The foundation for getting employee buy-in
We are constantly dealing with and coaching leadership teams to build their effectiveness in getting their job done through their respective teams. One issue that almost always comes to the forefront is getting buy-in from their people, getting them on board with what needs to be done, and even getting them excited and positive as they move over the next hurdle. This is even more common today than a decade ago, since change is happening at even a faster pace. With that pace of change comes a need to at least adapt to, if not stay ahead it.
The challenge that many of these leaders face is people who do not want to change. I once heard from a colleague that “change is good, as long as it’s happening to someone else — not me!” The other challenge is that these same leaders, in many cases, have not built and fostered strong relationships with their people. They take an “all business” attitude and truly believe that knowing the individuals on their team at a deeper, personal level is not necessary in the business world. Wrong!
In one of my past training sessions there was an executive from a major manufacturing company that serves as a perfect example. Her boss had told me that the members of her team were at his door almost daily with complaints of insensitivity, hostility, and out-and-out rudeness. A hard case, to say the least. When introducing herself at the first session, she said, “I’m from the East Coast and believe that you always take the shortest distance between two points, regardless of personal relationships.” She also admitted that the reason she was in the class is that her boss very strongly told her she needed to work on her people skills. After several sessions she finally saw the light and leads a great team today.
So, if you need/want to get genuine buy-in and even excitement from your people, you better darn well have a solid relationship in place and think of where they are coming from, not what you need/want them to do. There are a few Dale Carnegie principles from his book, How to Win Friends and Influence People, which really help if they are sincerely applied:
1. Become genuinely interested in other people.
Get to know the people on your team on a personal basis. What kind of activities get them excited outside of work, what is their family situation, what sports are they interested in, etc. — just get interested in them as a person.

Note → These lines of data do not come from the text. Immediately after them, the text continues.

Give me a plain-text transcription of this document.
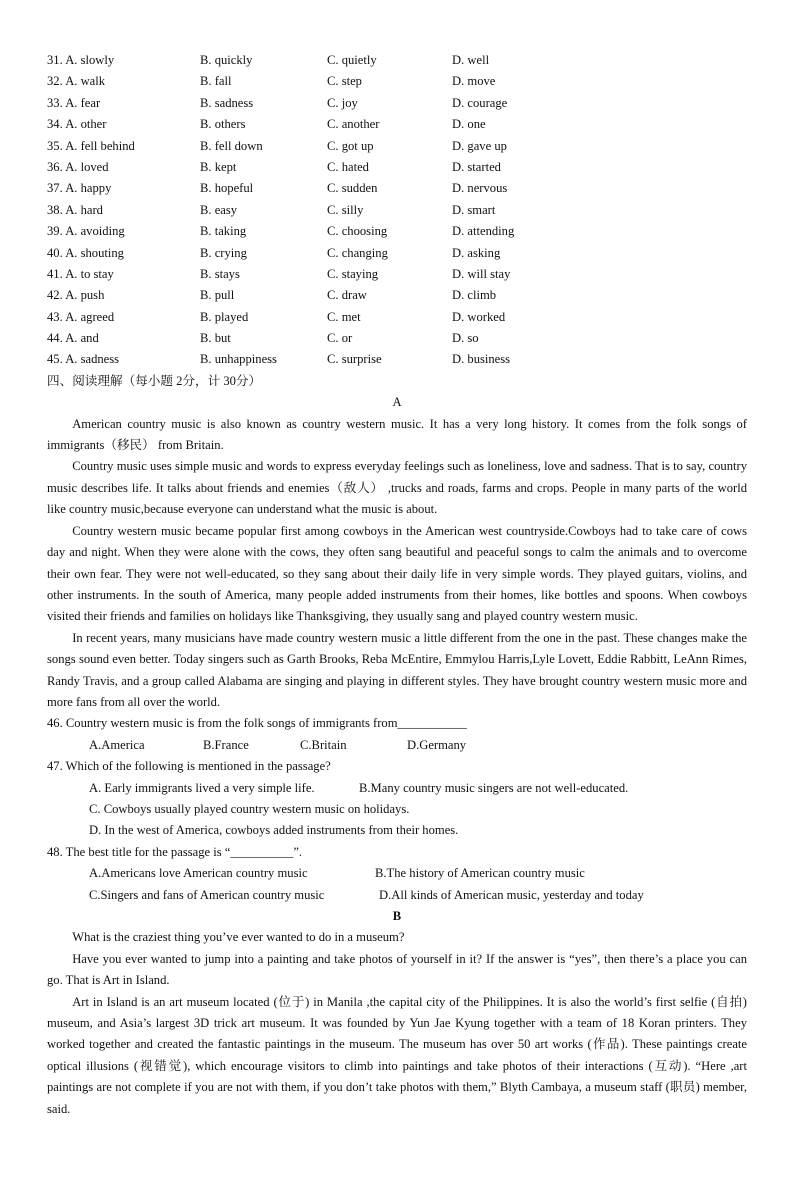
31. A. slowly	B. quickly	C. quietly	D. well
32. A. walk	B. fall	C. step	D. move
33. A. fear	B. sadness	C. joy	D. courage
34. A. other	B. others	C. another	D. one
35. A. fell behind	B. fell down	C. got up	D. gave up
36. A. loved	B. kept	C. hated	D. started
37. A. happy	B. hopeful	C. sudden	D. nervous
38. A. hard	B. easy	C. silly	D. smart
39. A. avoiding	B. taking	C. choosing	D. attending
40. A. shouting	B. crying	C. changing	D. asking
41. A. to stay	B. stays	C. staying	D. will stay
42. A. push	B. pull	C. draw	D. climb
43. A. agreed	B. played	C. met	D. worked
44. A. and	B. but	C. or	D. so
45. A. sadness	B. unhappiness	C. surprise	D. business
四、阅读理解（每小题 2分，计 30分）
A

American country music is also known as country western music. It has a very long history. It comes from the folk songs of immigrants（移民） from Britain.

Country music uses simple music and words to express everyday feelings such as loneliness, love and sadness. That is to say, country music describes life. It talks about friends and enemies（敌人） ,trucks and roads, farms and crops. People in many parts of the world like country music,because everyone can understand what the music is about.

Country western music became popular first among cowboys in the American west countryside.Cowboys had to take care of cows day and night. When they were alone with the cows, they often sang beautiful and peaceful songs to calm the animals and to overcome their own fear. They were not well-educated, so they sang about their daily life in very simple words. They played guitars, violins, and other instruments. In the south of America, many people added instruments from their homes, like bottles and spoons. When cowboys visited their friends and families on holidays like Thanksgiving, they usually sang and played country western music.

In recent years, many musicians have made country western music a little different from the one in the past. These changes make the songs sound even better. Today singers such as Garth Brooks, Reba McEntire, Emmylou Harris,Lyle Lovett, Eddie Rabbitt, LeAnn Rimes, Randy Travis, and a group called Alabama are singing and playing in different styles. They have brought country western music more and more fans from all over the world.

46. Country western music is from the folk songs of immigrants from___________

A.America	B.France	C.Britain	D.Germany

47. Which of the following is mentioned in the passage?

A. Early immigrants lived a very simple life.	B.Many country music singers are not well-educated.

C. Cowboys usually played country western music on holidays.

D. In the west of America, cowboys added instruments from their homes.

48. The best title for the passage is “__________”.

A.Americans love American country music	B.The history of American country music
C.Singers and fans of American country music	D.All kinds of American music, yesterday and today
B

What is the craziest thing you’ve ever wanted to do in a museum?

Have you ever wanted to jump into a painting and take photos of yourself in it? If the answer is “yes”, then there’s a place you can go. That is Art in Island.

Art in Island is an art museum located (位于) in Manila ,the capital city of the Philippines. It is also the world’s first selfie (自拍) museum, and Asia’s largest 3D trick art museum. It was founded by Yun Jae Kyung together with a team of 18 Koran printers. They worked together and created the fantastic paintings in the museum. The museum has over 50 art works (作品). These paintings create optical illusions (视错觉), which encourage visitors to climb into paintings and take photos of their interactions (互动). “Here ,art paintings are not complete if you are not with them, if you don’t take photos with them,” Blyth Cambaya, a museum staff (职员) member, said.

Just last week I had a leader in a training session tell me about a fairly hostile relationship she had with a former boss. Now, she needed to get a job recommendation for that same person. Rather than going in and just asking, she spent the first part of the meeting truly getting to know the person at a deeper level. Without going into detail, she came across as caring for her former boss. Needless to say, the job recommendation followed.
2. Be a good listener. Encourage others to talk about themselves.
Paul Tillich, a 20th century philosopher, once said, “The greatest compliment you can give someone is to listen to them when you are listening to them.” Don’t just try this as you get to know your people — do it!
3. Arouse in the other person an eager want.
In a recent consulting assignment, I was working with a company that was in the throes of change; everything from dramatic, negative changes in company benefits to office closings. In visiting with the CEO, I asked him if there was one behavior change that could immediately and positively impact his leadership team. After a short pause, he said it would be great if they could all be professional salespeople! He went on to explain that sales pros — the real ones — never, ever just sell, sell, sell. Rather, they try as hard as they can to deeply understand the customer’s needs and wants. Only with that depth of understanding will they begin to address solutions. You will notice that this last principle does not say: “Shove my eager want down their throat till they choke.”
With all of the above in mind, if your goal is to get your team on board with a new process, to get them excited about (not negative about) new ideas and get their willing (not forced) buy-in, always remember Dale Carnegie’s words: “There is only one way under high heaven to get anybody to do anything. Did you ever stop to think of that? Yes, just one way. And that is by making the other person want to do it.”
You can’t follow Dale Carnegie’s advice if you do not know the other person.